Nisbett’s book also describes Lorenz’s remarkably symbiotic marriage to his wife and collaborator Gretl and relates, in great detail, the studies upon which he based his books and theories. Lorenz, in the course of his work, served as “mother” to a family of goslings, spent apparently interminable hours observing jackdaws, fish and other animals before developing his hypothesis that overcivilized modern man lives in a state of moral decay.
But this book reveals relatively little of Lorenz himself. Nisbett fails, for example, to follow up on a particularly tantalizing tidbit of information about Lorenz’s pragmatism. When Doctoral Student Lorenz realized that his examiner had not read his thesis and was firmly committed to existing ideas, the founder of ethology smoothly switched tracks and gave the answers that were expected of him. Nor does Nisbett discuss Lorenz’s now regretted papers that appeared, in the early 1940s, to support Nazi race theories.
Nisbett’s problem is at least partially understandable: Lorenz, an impressive-looking figure at 73, is not only alive and well but perfectly capable of raising quite a ruckus over any statements, in this book or others, that offend either his sensibilities or his sense of moral purpose.
PINK COLLAR WORKERS
by LOUISE KAPP HOWE
301 pages. Putnam. $8.95.
When Bea, married to a printer and the mother of two, returned to work as a data processor, she was offered $2 an hour—a beginner’s wage. That was what she had been making four years before. For non-college-educated women, Bea’s predicament is not uncommon. According to Louise Kapp Howe, the odds are overwhelming that what such women do is vastly undervalued. To assemble her disquieting portrait of the work life of the average woman, Howe interviewed scores of women, met with unions and management and even took a job as a sales clerk. The vast majority of women, she writes, are in “pink collar” occupations: beautician, office worker, sales clerk, waitress. Among the problems contributing to their generally low wages: too many applicants and not enough jobs, indifferent unions, and company policy predicated on “A and P” (attrition and pregnancy) to hold down the office payroll.

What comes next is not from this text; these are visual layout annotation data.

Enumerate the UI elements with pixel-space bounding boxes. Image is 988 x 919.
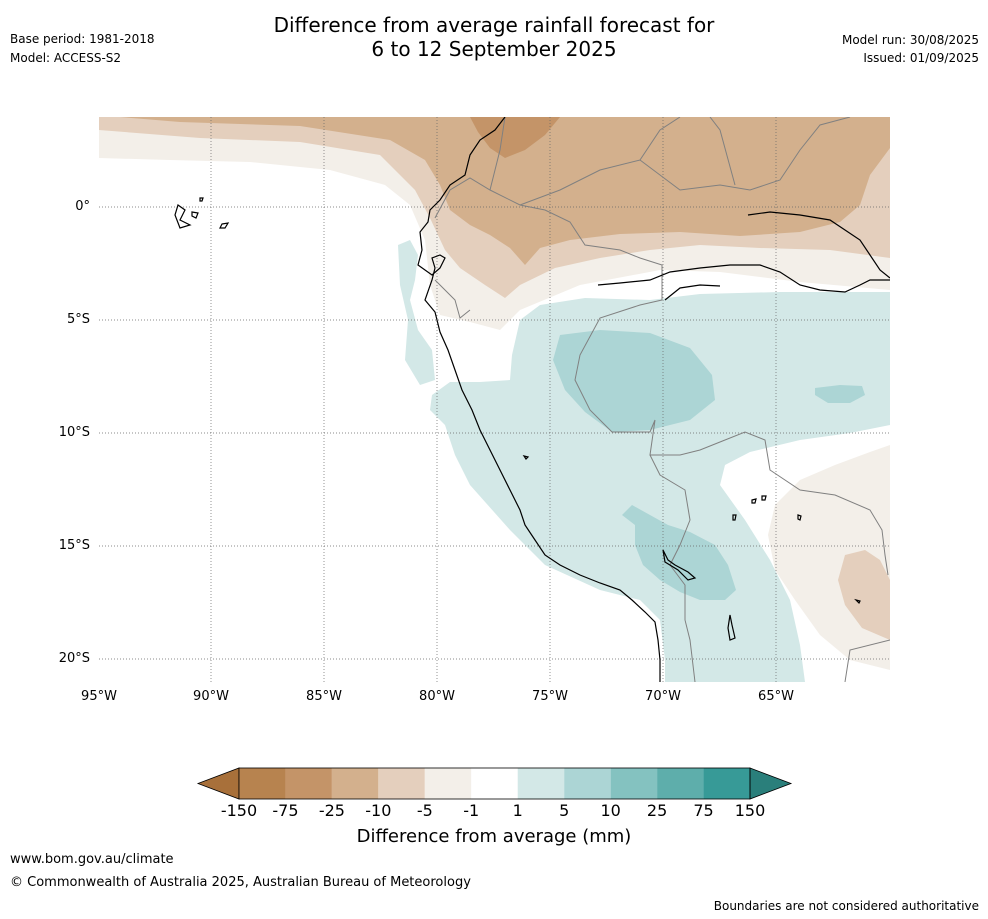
colorbar-box	[657, 768, 704, 799]
legend-tick-label: -25	[318, 801, 345, 820]
legend-tick-label: -5	[416, 801, 433, 820]
colorbar	[196, 767, 793, 800]
longitude-label: 75°W	[532, 689, 568, 704]
footer-url[interactable]: www.bom.gov.au/climate	[10, 852, 174, 867]
issued-label: Issued: 01/09/2025	[863, 51, 979, 65]
colorbar-box	[517, 768, 565, 799]
legend-tick-label: -75	[272, 801, 299, 820]
legend-tick-label: 10	[600, 801, 621, 820]
colorbar-box	[471, 768, 518, 799]
legend-tick-labels: -150 -75 -25 -10 -5 -1 1 5 10 25 75 150	[0, 801, 988, 821]
wet-patch-titicaca	[622, 505, 736, 600]
footer-copyright: © Commonwealth of Australia 2025, Austra…	[10, 875, 471, 890]
model-label: Model: ACCESS-S2	[10, 51, 122, 65]
colorbar-arrow-low	[196, 767, 240, 800]
colorbar-box	[703, 768, 750, 799]
colorbar-box	[610, 768, 658, 799]
legend-tick-label: 75	[693, 801, 714, 820]
title-line-2: 6 to 12 September 2025	[371, 37, 617, 61]
latitude-label: 10°S	[58, 425, 90, 440]
longitude-label: 85°W	[306, 689, 342, 704]
legend-tick-label: 5	[559, 801, 570, 820]
longitude-label: 80°W	[419, 689, 455, 704]
wet-region-light	[430, 292, 890, 682]
coastlines	[174, 117, 890, 682]
longitude-label: 90°W	[193, 689, 229, 704]
dry-patch-se-mid	[838, 550, 890, 640]
legend-tick-label: -150	[220, 801, 258, 820]
longitude-label: 95°W	[81, 689, 117, 704]
wet-patch-central	[553, 330, 715, 432]
footer-note: Boundaries are not considered authoritat…	[713, 899, 979, 913]
wet-patch-east	[815, 385, 865, 403]
title-line-1: Difference from average rainfall forecas…	[273, 13, 715, 37]
dry-band-darkest	[470, 117, 560, 158]
legend-tick-label: 25	[646, 801, 668, 820]
colorbar-box	[424, 768, 472, 799]
colorbar-box	[331, 768, 379, 799]
legend-tick-label: 150	[734, 801, 766, 820]
longitude-label: 65°W	[758, 689, 794, 704]
colorbar-box	[239, 768, 286, 799]
map-title: Difference from average rainfall forecas…	[0, 13, 988, 61]
latitude-label: 20°S	[58, 651, 90, 666]
legend-tick-label: 1	[512, 801, 523, 820]
gridlines	[99, 117, 890, 682]
wet-region-coast	[398, 240, 435, 385]
legend-tick-label: -1	[463, 801, 480, 820]
country-borders	[434, 117, 890, 682]
colorbar-border	[238, 767, 751, 800]
model-run-label: Model run: 30/08/2025	[841, 33, 979, 47]
legend-tick-label: -10	[365, 801, 392, 820]
latitude-label: 5°S	[66, 312, 90, 327]
colorbar-arrow-high	[749, 767, 793, 800]
legend-title: Difference from average (mm)	[356, 826, 632, 847]
dry-band-dark	[120, 117, 890, 265]
latitude-label: 0°	[75, 199, 90, 214]
colorbar-box	[378, 768, 425, 799]
colorbar-box	[564, 768, 611, 799]
latitude-label: 15°S	[58, 538, 90, 553]
longitude-label: 70°W	[645, 689, 681, 704]
base-period-label: Base period: 1981-2018	[10, 32, 155, 46]
colorbar-box	[285, 768, 332, 799]
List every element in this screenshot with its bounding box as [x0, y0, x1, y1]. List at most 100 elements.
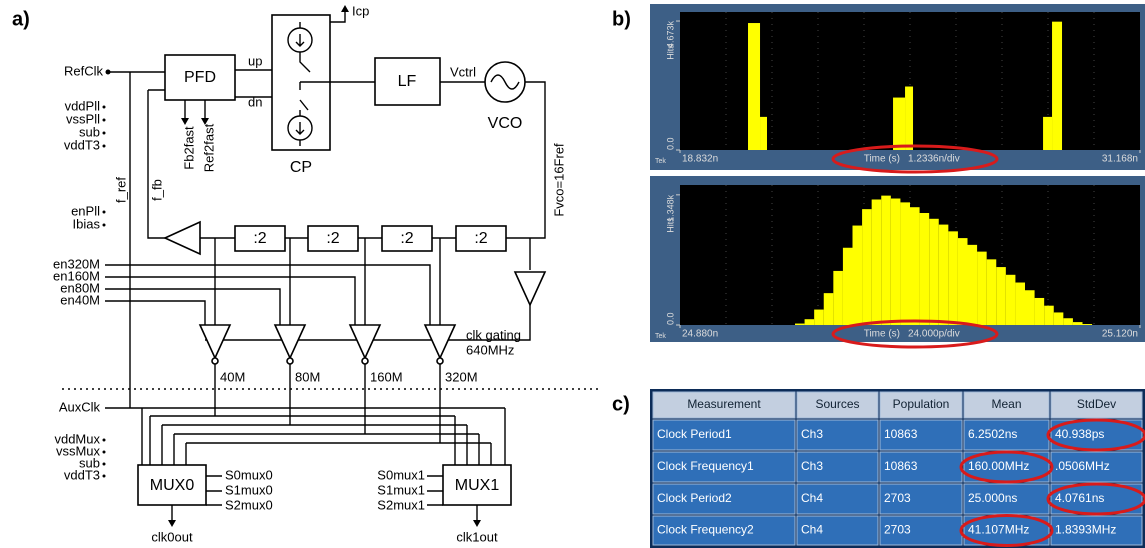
- histogram-bar: [833, 271, 843, 325]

Wherever she can, Howe skillfully animates dry statistics with the experiences of women who are figures in a job world that only barely recognizes their existence.
To underline her point about how women’s work is consistently given short shrift, Howe includes a few choice listings from the Labor Department’s Dictionary of Occupational Titles. It ranks some 30,000 jobs according to their level of complexity. “Nurse, midwife” is classified as less skilled than hotel clerk; “homemaker,” cross-referenced with “general maid,” ranks slightly lower than dog-pound attendant.
SUPER-WEALTH: THE SECRET LIVES OF THE OIL SHEIKHS by LINDA BLANDFORD 319 pages. Morrow. $10.
What goes on behind the garden walls of oil-rich Arabs? Linda Blandford, an English journalist, decided to find out. Her book is no better than her superficial investigations, but they are not without a certain gossipy appeal.
One Saudi prince bought a $30,000 Rolls-Royce Corniche to tool around England with, and after two months gave it to his British chauffeur. Another likes to play with 16 hooded falcons, which go for $3,000 a throw. Sheikh Zayed of Abu Dhabi, President of the United Arab Emirates, has “a palace or two” in Pakistan, where he hunts for two months every year, and London digs with four-figure faucets designed by Godfrey Bonsack of May fair. Then there is the ruler of Dubai, who likes to hoist up his skirts—all the way—and then see which courtier will be the first to mention the royal flash. Linda of Arabia deals in crashing generalities. “Arabs are hypochondriacs,” she offers en passant. Bahrain is “tidy,” Qatar is dull and Kuwait is full of trendy boutiques but still very conservative. One sheikh found his unmarried daughter with a man and took her out to the desert—forever. The Saudi view of women boils down to “treasure or tramp.” Linda apparently does not fall into either category, which is probably why her hosts poured out their warm hearts to her.